También por el mismo motivo ya es habitual y hasta natural que nosotros –esa masa abstracta que ellos llaman “el pueblo”- consumamos propaganda política hecha a su medida, es decir, viciada y criminal. Solo tenemos que alzar la mirada, alejándola un segundo de nuestras pantallas, y mirar el panorama, observar, por ejemplo, nuestro entorno más inmediato, ese que está minado por esas enormes vallas propagandísticas que buscan deslegitimar a la JEP. Sí, esas que valiéndose de argumentos maniqueos dividen al mundo entre víctimas y victimarios, entre amigos y enemigos, entre aquellos y nosotros, entre yo o él.
Esas que degeneran el debate, esas que nos enferman y nos convierten en una sociedad donde las huellas y afrentas del conflicto armado permanecen latiendo a perpetuidad, sin poder sanar. Y donde la venganza permanece rezagada, esperando el momento para explotar con brutalidad, para eliminar de una vez y para siempre a ese otro extraño, a ese inmerecido hombre o mujer que no es un semejante, porque piensa distinto. Sí, porque para sus consciencias los disidentes no somos humanos, y no podremos serlo, pues no lo merecemos. Somos tan solo: el enemigo, el mamerto, el buen muerto, el líder social que busco su mala suerte (su asesinato por líos de faldas).

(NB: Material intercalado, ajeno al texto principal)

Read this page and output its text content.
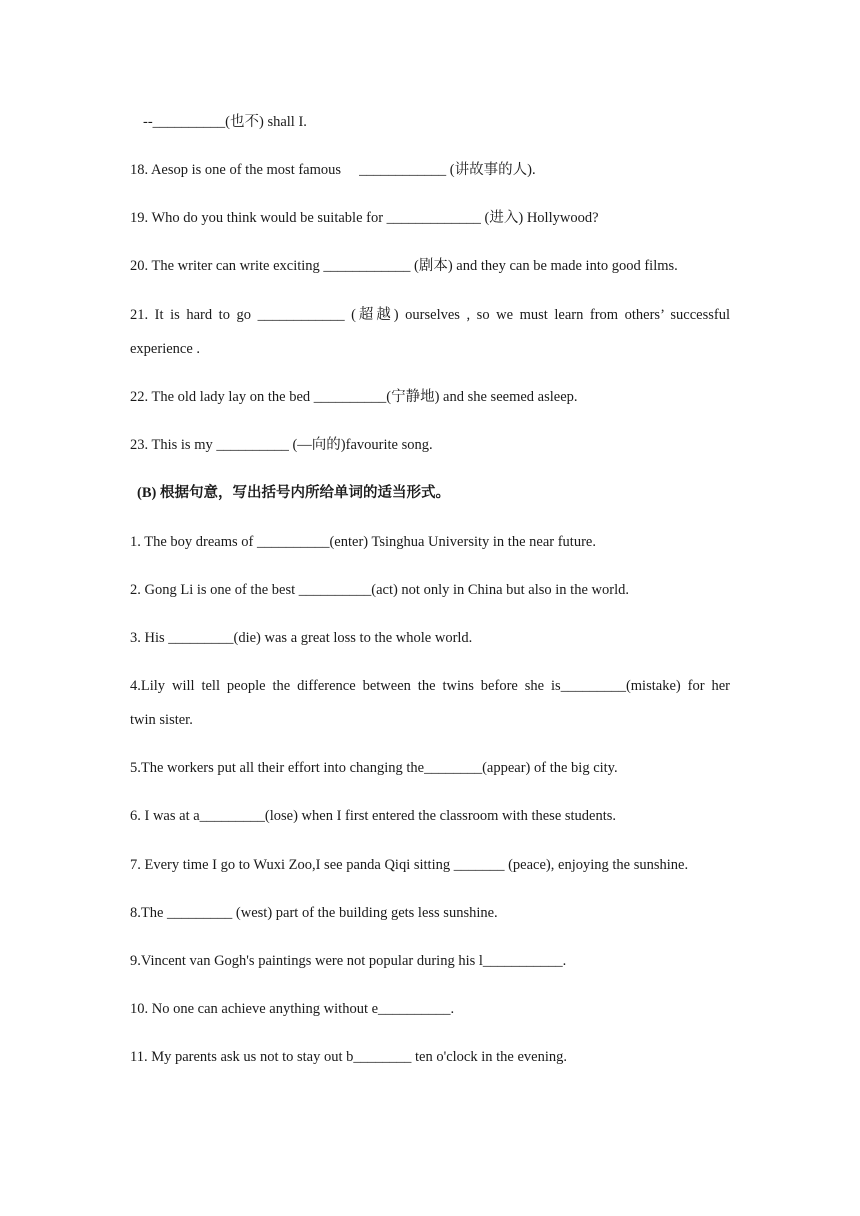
--__________(也不) shall I.
18. Aesop is one of the most famous     ____________ (讲故事的人).
19. Who do you think would be suitable for _____________ (进入) Hollywood?
20. The writer can write exciting ____________ (剧本) and they can be made into good films.
21. It is hard to go ____________ (超越) ourselves , so we must learn from others’ successful
experience .
22. The old lady lay on the bed __________(宁静地) and she seemed asleep.
23. This is my __________ (—向的)favourite song.
(B) 根据句意，写出括号内所给单词的适当形式。
1. The boy dreams of __________(enter) Tsinghua University in the near future.
2. Gong Li is one of the best __________(act) not only in China but also in the world.
3. His _________(die) was a great loss to the whole world.
4.Lily will tell people the difference between the twins before she is_________(mistake) for her
twin sister.
5.The workers put all their effort into changing the________(appear) of the big city.
6. I was at a_________(lose) when I first entered the classroom with these students.
7. Every time I go to Wuxi Zoo,I see panda Qiqi sitting _______ (peace), enjoying the sunshine.
8.The _________ (west) part of the building gets less sunshine.
9.Vincent van Gogh's paintings were not popular during his l___________.
10. No one can achieve anything without e__________.
11. My parents ask us not to stay out b________ ten o'clock in the evening.
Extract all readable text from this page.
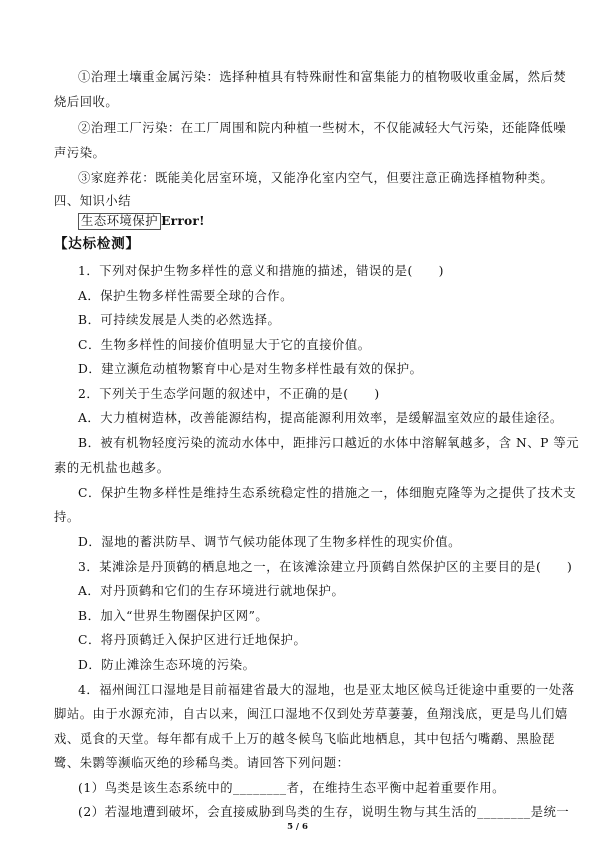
①治理土壤重金属污染：选择种植具有特殊耐性和富集能力的植物吸收重金属，然后焚
烧后回收。
②治理工厂污染：在工厂周围和院内种植一些树木，不仅能减轻大气污染，还能降低噪
声污染。
③家庭养花：既能美化居室环境，又能净化室内空气，但要注意正确选择植物种类。
四、知识小结
生态环境保护 Error!
【达标检测】
1．下列对保护生物多样性的意义和措施的描述，错误的是(　　)
A．保护生物多样性需要全球的合作。
B．可持续发展是人类的必然选择。
C．生物多样性的间接价值明显大于它的直接价值。
D．建立濒危动植物繁育中心是对生物多样性最有效的保护。
2．下列关于生态学问题的叙述中，不正确的是(　　)
A．大力植树造林，改善能源结构，提高能源利用效率，是缓解温室效应的最佳途径。
B．被有机物轻度污染的流动水体中，距排污口越近的水体中溶解氧越多，含 N、P 等元
素的无机盐也越多。
C．保护生物多样性是维持生态系统稳定性的措施之一，体细胞克隆等为之提供了技术支
持。
D．湿地的蓄洪防旱、调节气候功能体现了生物多样性的现实价值。
3．某滩涂是丹顶鹤的栖息地之一，在该滩涂建立丹顶鹤自然保护区的主要目的是(　　)
A．对丹顶鹤和它们的生存环境进行就地保护。
B．加入“世界生物圈保护区网”。
C．将丹顶鹤迁入保护区进行迁地保护。
D．防止滩涂生态环境的污染。
4．福州闽江口湿地是目前福建省最大的湿地，也是亚太地区候鸟迁徙途中重要的一处落
脚站。由于水源充沛，自古以来，闽江口湿地不仅到处芳草萋萋，鱼翔浅底，更是鸟儿们嬉
戏、觅食的天堂。每年都有成千上万的越冬候鸟飞临此地栖息，其中包括勺嘴鹬、黑脸琵
鹭、朱鹮等濒临灭绝的珍稀鸟类。请回答下列问题：
(1）鸟类是该生态系统中的________者，在维持生态平衡中起着重要作用。
(2）若湿地遭到破坏，会直接威胁到鸟类的生存，说明生物与其生活的________是统一
5 / 6
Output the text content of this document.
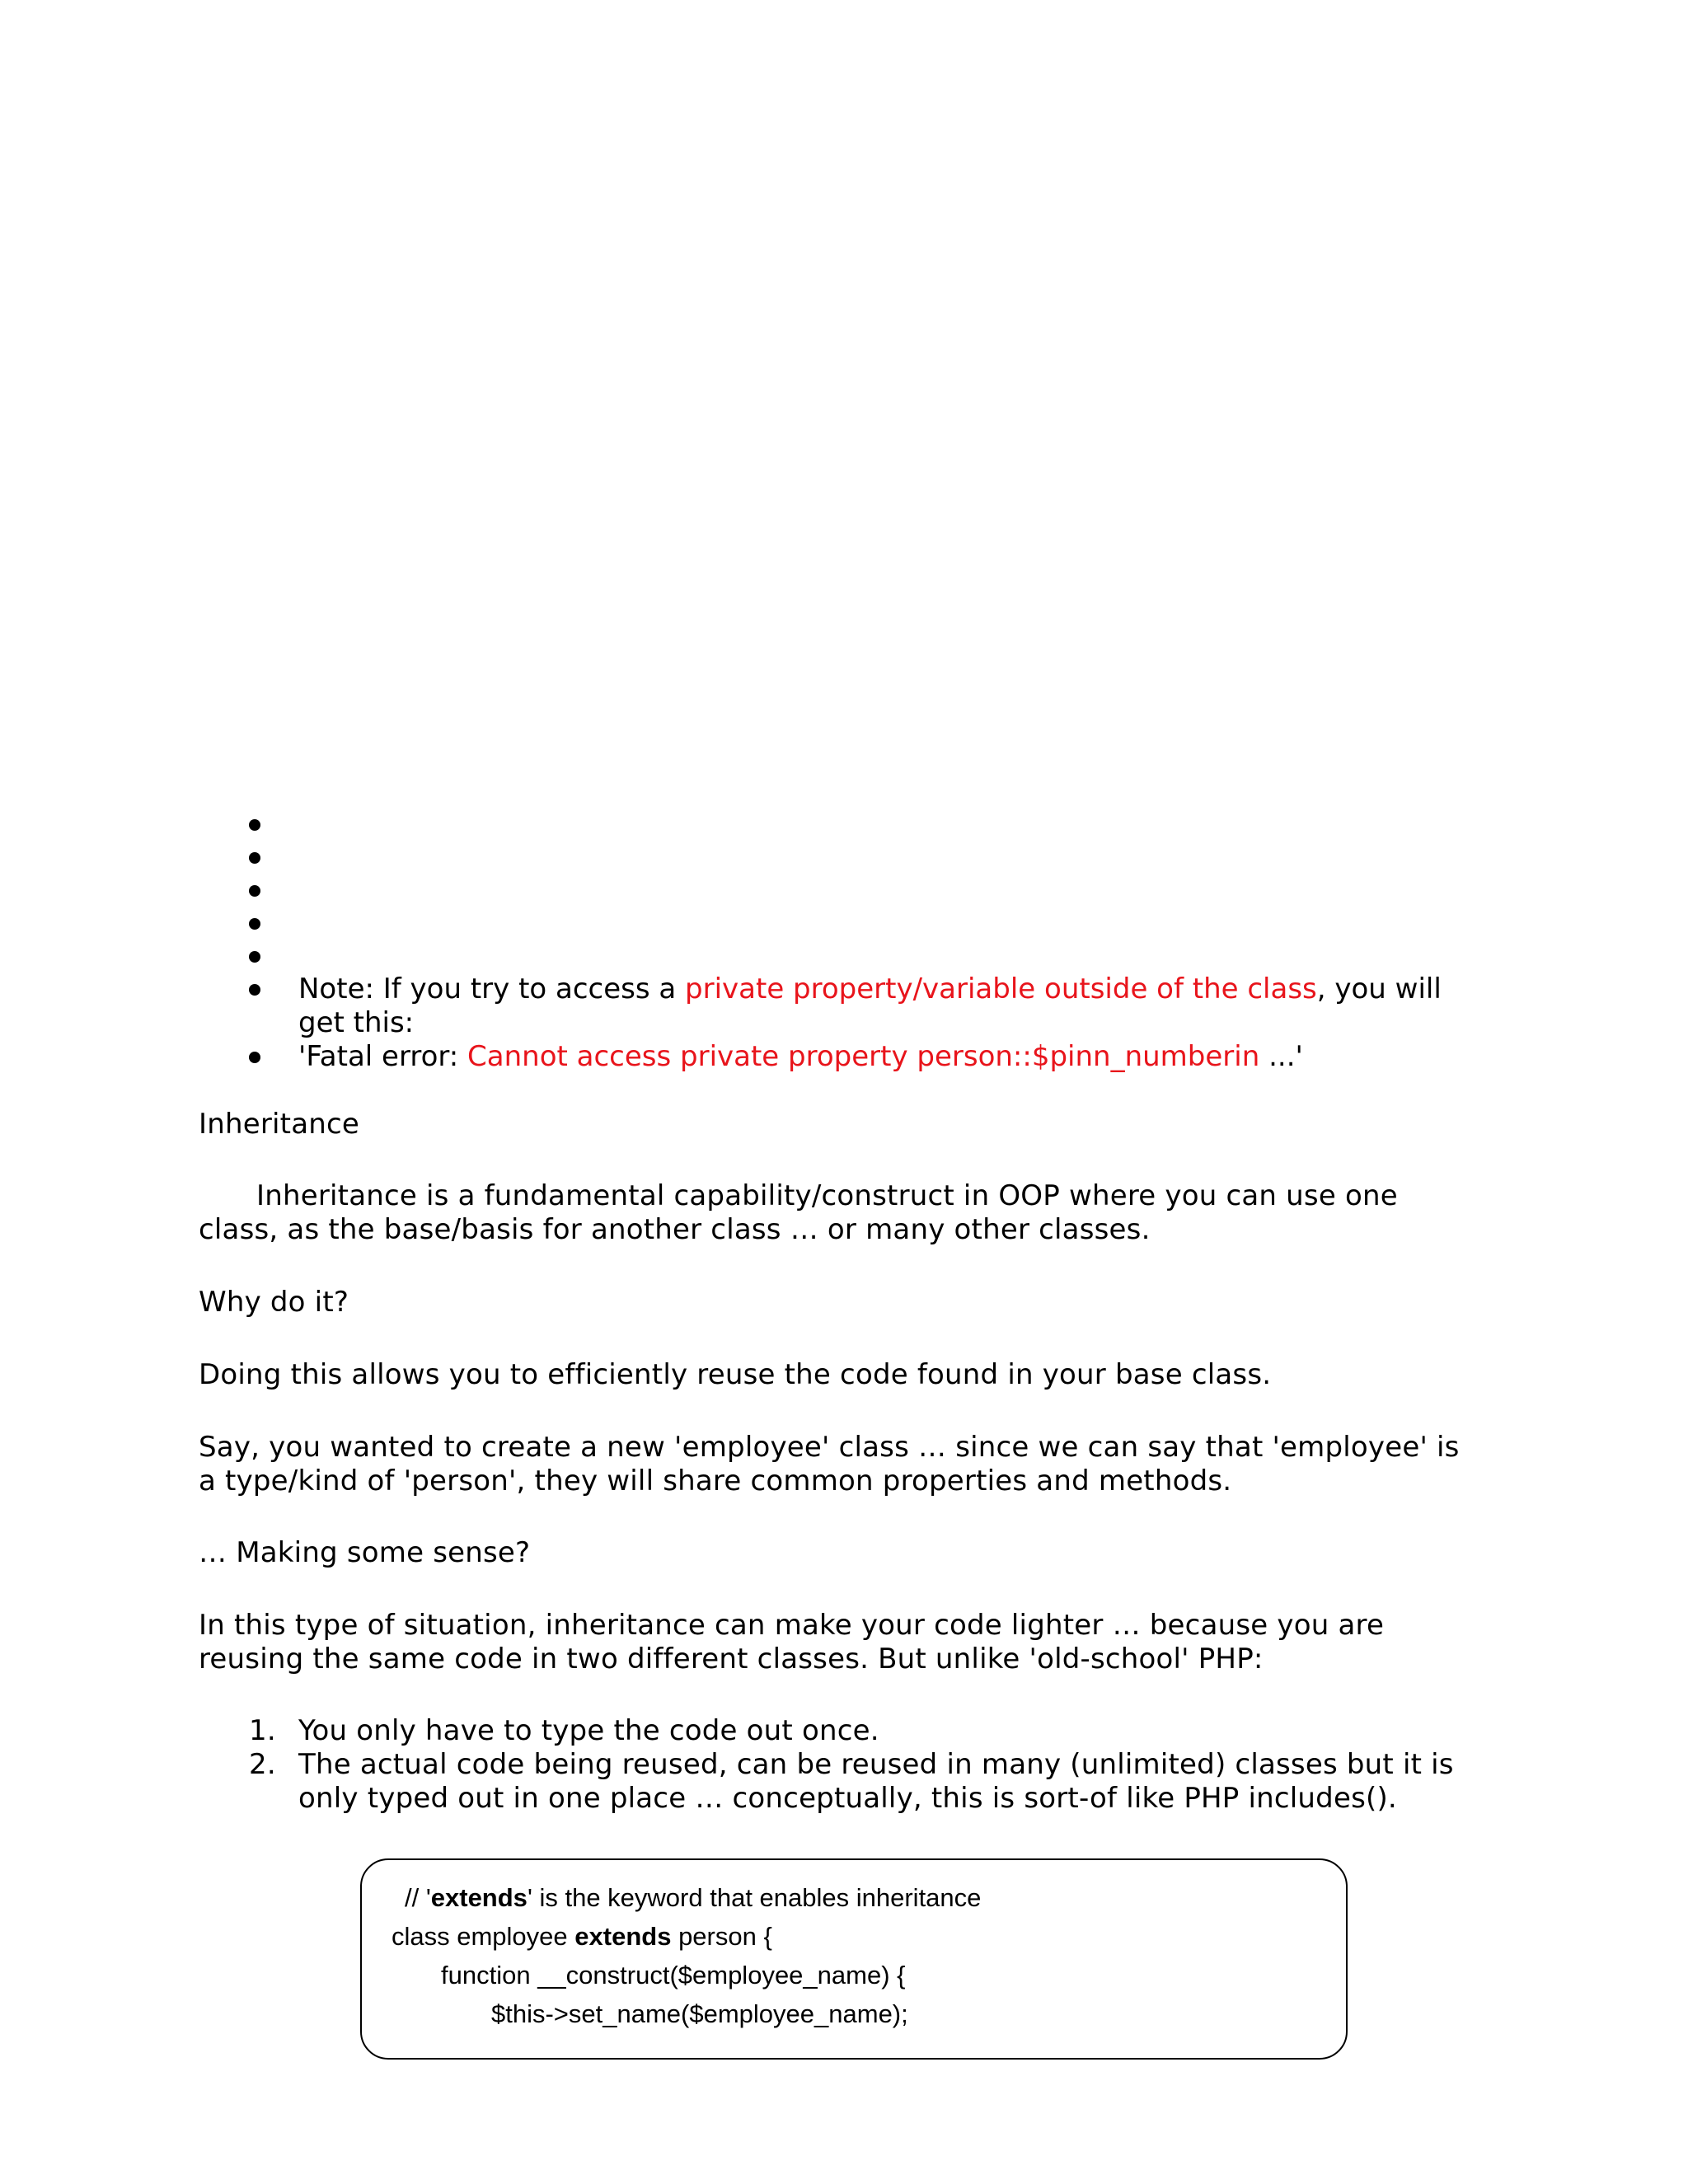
Note: If you try to access a private property/variable outside of the class, you will get this:
'Fatal error: Cannot access private property person::$pinn_numberin ...'
Inheritance
Inheritance is a fundamental capability/construct in OOP where you can use one class, as the base/basis for another class … or many other classes.
Why do it?
Doing this allows you to efficiently reuse the code found in your base class.
Say, you wanted to create a new 'employee' class … since we can say that 'employee' is a type/kind of 'person', they will share common properties and methods.
… Making some sense?
In this type of situation, inheritance can make your code lighter … because you are reusing the same code in two different classes. But unlike 'old-school' PHP:
1. You only have to type the code out once.
2. The actual code being reused, can be reused in many (unlimited) classes but it is only typed out in one place … conceptually, this is sort-of like PHP includes().
// 'extends' is the keyword that enables inheritance
class employee extends person {
function __construct($employee_name) {
$this->set_name($employee_name);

Así las cosas, ¿qué nos queda?, ¿qué hacer? Acaso dejar que desde adentro de las mismas instituciones destruyan nuestra memoria histórica, (ellos nombraron a Darío Acevedo, un historiador revisionista y negador del conflicto armado, como nuevo director del CNMH), o bien, luchar para que ese “mal sufrido” no vuelva a repetirse en la acción, pero que por el contrario vuelva a hacerlo en la memoria colectiva, solo “para dar una nueva oportunidad al porvenir”, como bellamente lo escribió el filósofo y lingüista Tzvetan Torodov.